Toddlers can take an active part in the care of both of these pets. Fish only need to be fed once a day, and hermit carbs need food and water once a day. Other than periodic cleanings of their tanks, these pets couldn’t be any easier to care for!

Toddlers can even play with hermit crabs and witness how they grow out of their shells as time passes.

Bearded Dragons

Bearded dragons are known for being very friendly and laid-back. They are rather affectionate for a reptile and will even cuddle with their owners.

While toddlers may not be able to take the reigns when caring for a bearded dragon, the lizard is a pet that will roll with the punches and doesn’t compromise the safety of your toddler.

Your toddler will most definitely get a thrill out of having a their very own pet dragon, as well!

Older Dogs and Cats

It is a common misconception that a toddler will get along better with puppies and kittens than adult dogs and cats. In reality, joining the hyperactivity and youth of toddlers and young puppies and kittens is not a very good mix. You will quickly find yourself parenting both your child and your pet.

On the contrary, adult dogs and cats are quite perfect for toddlers. Older dogs are very calm and content and won’t mind the toddler climbing on them. They can better handle the accidental roughness of the young child. They are also less likely to bite or scratch a toddler.

Adult cats are much like adult dogs, except sassier. When an older cat has had enough of your toddler, it will simply go and hide.

Teach Your Toddler How to Treat a Pet Properly

The hard truth when it comes to finding a safe pet for your toddler is that you must also help make your toddler safe for the pet. Because they are young and probably experiencing having a pet for the first time, you will need to teach them how to be kind and gentle pet owners.

Address Rough Handling of Pets Right Away

When you notice your toddler being too rough with his or her pet, take the time right then to address it. A toddler needs to know exactly what he or she did wrong in order to understand that the behavior needs to be corrected.

Explain that we have to be gentle with our pets because they are living things that can be hurt. Show how to properly handle, hold, or pet the animal and allow your toddler to demonstrate what he or she has learned.

Encourage Calmness Around the Pets

While this may be a more difficult lesson to teach to a toddler, it is a necessary lesson. Instead of constantly telling your toddler to be calm around the family pet, demonstrate the calmness yourself.

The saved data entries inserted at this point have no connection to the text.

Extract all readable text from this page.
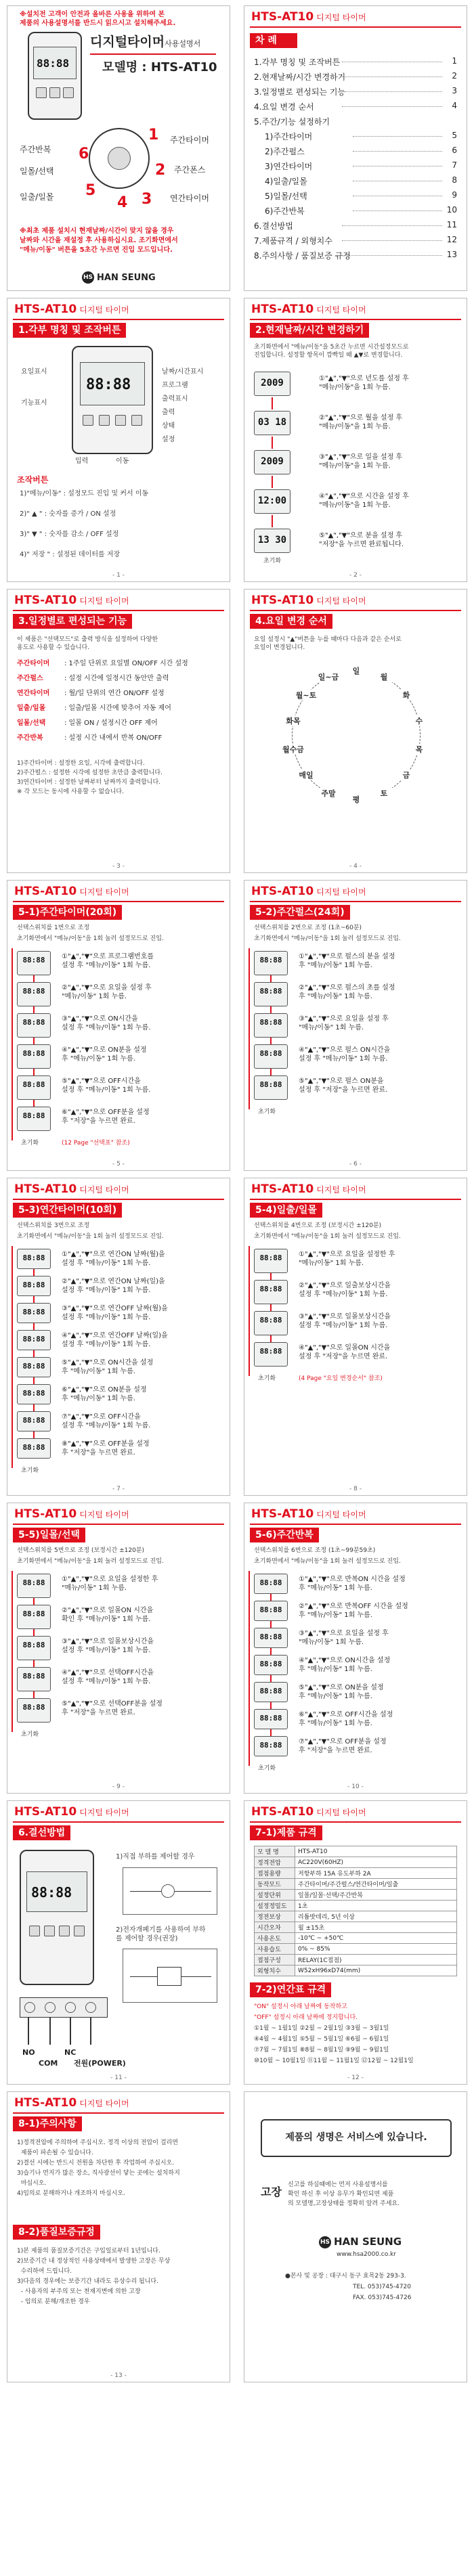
※설치전 고객이 안전과 올바른 사용을 위하여 본
제품의 사용설명서를 반드시 읽으시고 설치해주세요.
88:88
디지털타이머사용설명서
모델명 : HTS-AT10
6
5
4
1
2
3
주간반복
일몰/선택
일출/일몰
주간타이머
주간폰스
연간타이머
※최초 제품 설치시 현재날짜/시간이 맞지 않을 경우
날짜와 시간을 재설정 후 사용하십시요. 조기화면에서
"메뉴/이동" 버튼을 5초간 누르면 진입 모드입니다.
HS HAN SEUNG
HTS-AT10 디지털 타이머
차 례
1.각부 명칭 및 조작버튼	1
2.현재날짜/시간 변경하기	2
3.일정별로 편성되는 기능	3
4.요일 변경 순서	4
5.주간/기능 설정하기
1)주간타이머	5
2)주간펄스	6
3)연간타이머	7
4)일출/일몰	8
5)일몰/선택	9
6)주간반복	10
6.결선방법	11
7.제품규격 / 외형치수	12
8.주의사항 / 품질보증 규정	13
HTS-AT10 디지털 타이머
1.각부 명칭 및 조작버튼
88:88
요일표시
기능표시
날짜/시간표시
프로그램
출력표시
출력
상태
설정
입력	이동
조작버튼
1)"메뉴/이동" : 설정모드 진입 및 커서 이동
2)" ▲ " : 숫자를 증가 / ON 설정
3)" ▼ " : 숫자를 감소 / OFF 설정
4)" 저장 " : 설정된 데이터를 저장
- 1 -
HTS-AT10 디지털 타이머
2.현재날짜/시간 변경하기
초기화면에서 "메뉴/이동"을 5초간 누르면 시간설정모드로
진입합니다. 설정할 항목이 깜빡일 때 ▲▼로 변경합니다.
2009
03 18
2009
12:00
13 30
초기화
①"▲","▼"으로 년도를 설정 후
"메뉴/이동"을 1회 누름.
②"▲","▼"으로 월을 설정 후
"메뉴/이동"을 1회 누름.
③"▲","▼"으로 일을 설정 후
"메뉴/이동"을 1회 누름.
④"▲","▼"으로 시간을 설정 후
"메뉴/이동"을 1회 누름.
⑤"▲","▼"으로 분을 설정 후
"저장"을 누르면 완료됩니다.
- 2 -
HTS-AT10 디지털 타이머
3.일정별로 편성되는 기능
이 제품은 "선택모드"로 출력 방식을 설정하여 다양한
용도로 사용할 수 있습니다.
주간타이머 : 1주일 단위로 요일별 ON/OFF 시간 설정
주간펄스	: 설정 시간에 일정시간 동안만 출력
연간타이머 : 월/일 단위의 연간 ON/OFF 설정
일출/일몰	: 일출/일몰 시간에 맞추어 자동 제어
일몰/선택	: 일몰 ON / 설정시간 OFF 제어
주간반복	: 설정 시간 내에서 반복 ON/OFF
1)주간타이머 : 설정한 요일, 시각에 출력합니다.
2)주간펄스 : 설정한 시각에 설정한 초만큼 출력합니다.
3)연간타이머 : 설정한 날짜부터 날짜까지 출력합니다.
※ 각 모드는 동시에 사용할 수 없습니다.
- 3 -
HTS-AT10 디지털 타이머
4.요일 변경 순서
요일 설정시 "▲"버튼을 누를 때마다 다음과 같은 순서로
요일이 변경됩니다.
일
월
화
수
목
금
토
평
주말
매일
월수금
화목
월~토
일~금
- 4 -
HTS-AT10 디지털 타이머
5-1)주간타이머(20회)
선택스위치를 1번으로 조정
초기화면에서 "메뉴/이동"을 1회 눌러 설정모드로 진입.
88:88	①"▲","▼"으로 프로그램번호를
설정 후 "메뉴/이동" 1회 누름.
88:88	②"▲","▼"으로 요일을 설정 후
"메뉴/이동" 1회 누름.
88:88	③"▲","▼"으로 ON시간을
설정 후 "메뉴/이동" 1회 누름.
88:88	④"▲","▼"으로 ON분을 설정
후 "메뉴/이동" 1회 누름.
88:88	⑤"▲","▼"으로 OFF시간을
설정 후 "메뉴/이동" 1회 누름.
88:88	⑥"▲","▼"으로 OFF분을 설정
후 "저장"을 누르면 완료.
초기화	(12 Page "선택표" 참조)
- 5 -
HTS-AT10 디지털 타이머
5-2)주간펄스(24회)
선택스위치를 2번으로 조정 (1초~60분)
초기화면에서 "메뉴/이동"을 1회 눌러 설정모드로 진입.
88:88	①"▲","▼"으로 펄스의 분을 설정
후 "메뉴/이동" 1회 누름.
88:88	②"▲","▼"으로 펄스의 초를 설정
후 "메뉴/이동" 1회 누름.
88:88	③"▲","▼"으로 요일을 설정 후
"메뉴/이동" 1회 누름.
88:88	④"▲","▼"으로 펄스 ON시간을
설정 후 "메뉴/이동" 1회 누름.
88:88	⑤"▲","▼"으로 펄스 ON분을
설정 후 "저장"을 누르면 완료.
초기화
- 6 -
HTS-AT10 디지털 타이머
5-3)연간타이머(10회)
선택스위치를 3번으로 조정
초기화면에서 "메뉴/이동"을 1회 눌러 설정모드로 진입.
88:88	①"▲","▼"으로 연간ON 날짜(월)을
설정 후 "메뉴/이동" 1회 누름.
88:88	②"▲","▼"으로 연간ON 날짜(일)을
설정 후 "메뉴/이동" 1회 누름.
88:88	③"▲","▼"으로 연간OFF 날짜(월)을
설정 후 "메뉴/이동" 1회 누름.
88:88	④"▲","▼"으로 연간OFF 날짜(일)을
설정 후 "메뉴/이동" 1회 누름.
88:88	⑤"▲","▼"으로 ON시간을 설정
후 "메뉴/이동" 1회 누름.
88:88	⑥"▲","▼"으로 ON분을 설정
후 "메뉴/이동" 1회 누름.
88:88	⑦"▲","▼"으로 OFF시간을
설정 후 "메뉴/이동" 1회 누름.
88:88	⑧"▲","▼"으로 OFF분을 설정
후 "저장"을 누르면 완료.
초기화
- 7 -
HTS-AT10 디지털 타이머
5-4)일출/일몰
선택스위치를 4번으로 조정 (보정시간 ±120분)
초기화면에서 "메뉴/이동"을 1회 눌러 설정모드로 진입.
88:88	①"▲","▼"으로 요일을 설정한 후
"메뉴/이동" 1회 누름.
88:88	②"▲","▼"으로 일출보상시간을
설정 후 "메뉴/이동" 1회 누름.
88:88	③"▲","▼"으로 일몰보상시간을
설정 후 "메뉴/이동" 1회 누름.
88:88	④"▲","▼"으로 일몰ON 시간을
설정 후 "저장"을 누르면 완료.
초기화	(4 Page "요일 변경순서" 참조)
- 8 -
HTS-AT10 디지털 타이머
5-5)일몰/선택
선택스위치를 5번으로 조정 (보정시간 ±120분)
초기화면에서 "메뉴/이동"을 1회 눌러 설정모드로 진입.
88:88	①"▲","▼"으로 요일을 설정한 후
"메뉴/이동" 1회 누름.
88:88	②"▲","▼"으로 일몰ON 시간을
확인 후 "메뉴/이동" 1회 누름.
88:88	③"▲","▼"으로 일몰보상시간을
설정 후 "메뉴/이동" 1회 누름.
88:88	④"▲","▼"으로 선택OFF시간을
설정 후 "메뉴/이동" 1회 누름.
88:88	⑤"▲","▼"으로 선택OFF분을 설정
후 "저장"을 누르면 완료.
초기화
- 9 -
HTS-AT10 디지털 타이머
5-6)주간반복
선택스위치를 6번으로 조정 (1초~99분59초)
초기화면에서 "메뉴/이동"을 1회 눌러 설정모드로 진입.
88:88	①"▲","▼"으로 반복ON 시간을 설정
후 "메뉴/이동" 1회 누름.
88:88	②"▲","▼"으로 반복OFF 시간을 설정
후 "메뉴/이동" 1회 누름.
88:88	③"▲","▼"으로 요일을 설정 후
"메뉴/이동" 1회 누름.
88:88	④"▲","▼"으로 ON시간을 설정
후 "메뉴/이동" 1회 누름.
88:88	⑤"▲","▼"으로 ON분을 설정
후 "메뉴/이동" 1회 누름.
88:88	⑥"▲","▼"으로 OFF시간을 설정
후 "메뉴/이동" 1회 누름.
88:88	⑦"▲","▼"으로 OFF분을 설정
후 "저장"을 누르면 완료.
초기화
- 10 -
HTS-AT10 디지털 타이머
6.결선방법
88:88
NO
COM
NC
전원(POWER)
1)직접 부하를 제어할 경우
2)전자개폐기를 사용하여 부하
를 제어할 경우(권장)
- 11 -
HTS-AT10 디지털 타이머
7-1)제품 규격
모 델 명	HTS-AT10
정격전압	AC220V(60HZ)
접점용량	저항부하 15A 유도부하 2A
동작모드	주간타이머/주간펄스/연간타이머/일출
설정단위	일몰/일몰·선택/주간반복
설정정밀도	1초
정전보상	리튬밧데리, 5년 이상
시간오차	월 ±15초
사용온도	-10℃ ~ +50℃
사용습도	0% ~ 85%
접점구성	RELAY(1C접점)
외형치수	W52xH96xD74(mm)
7-2)연간표 규격
"ON" 설정시 아래 날짜에 동작하고
"OFF" 설정시 아래 날짜에 정지합니다.
①1월 ~ 1월1일 ②2월 ~ 2월1일 ③3월 ~ 3월1일
④4월 ~ 4월1일 ⑤5월 ~ 5월1일 ⑥6월 ~ 6월1일
⑦7월 ~ 7월1일 ⑧8월 ~ 8월1일 ⑨9월 ~ 9월1일
⑩10월 ~ 10월1일 ⑪11월 ~ 11월1일 ⑫12월 ~ 12월1일
- 12 -
HTS-AT10 디지털 타이머
8-1)주의사항
1)정격전압에 주의하여 주십시오. 정격 이상의 전압이 걸리면
제품이 파손될 수 있습니다.
2)결선 시에는 반드시 전원을 차단한 후 작업하여 주십시오.
3)습기나 먼지가 많은 장소, 직사광선이 닿는 곳에는 설치하지
마십시오.
4)임의로 분해하거나 개조하지 마십시오.
8-2)품질보증규정
1)본 제품의 품질보증기간은 구입일로부터 1년입니다.
2)보증기간 내 정상적인 사용상태에서 발생한 고장은 무상
수리하여 드립니다.
3)다음의 경우에는 보증기간 내라도 유상수리 됩니다.
- 사용자의 부주의 또는 천재지변에 의한 고장
- 임의로 분해/개조한 경우
- 13 -
제품의 생명은 서비스에 있습니다.
고장
신고를 하실때에는 먼저 사용설명서를
확인 하신 후 이상 유무가 확인되면 제품
의 모델명,고장상태를 정확히 알려 주세요.
HS HAN SEUNG
www.hsa2000.co.kr
●본사 및 공장 : 대구시 동구 효목2동 293-3.
TEL. 053)745-4720
FAX. 053)745-4726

One way to encourage peaceful interaction between your toddler and the family pet is to sit with both your child and the pet and quietly watch a show that your toddler loves. Sitting peacefully and bonding with your pet can set a calm example for your toddler to follow.

Give Praise to Your Toddler When He or She Shows Proper Pet Care

Perhaps the easiest way to get your young child to repeat good behavior is to praise, or even reward good behavior. Tell your toddler how well he or she did when feeding the pet fish. Comment on how gently your child placed his or her hermit crab back into its tank.

Don’t let their improvements go unnoticed. Use positive reinforcement to promote good behavior toward pets instead of punishments for bad behavior toward pets.

In Conclusion…

While it was quickly obvious that rabbits and toddlers would make a volatile duo, there are other pets you can consider getting for your toddler.

Having a pet can be extremely beneficial to a child, but it must be a pet that is suitable for the child’s age and behavior.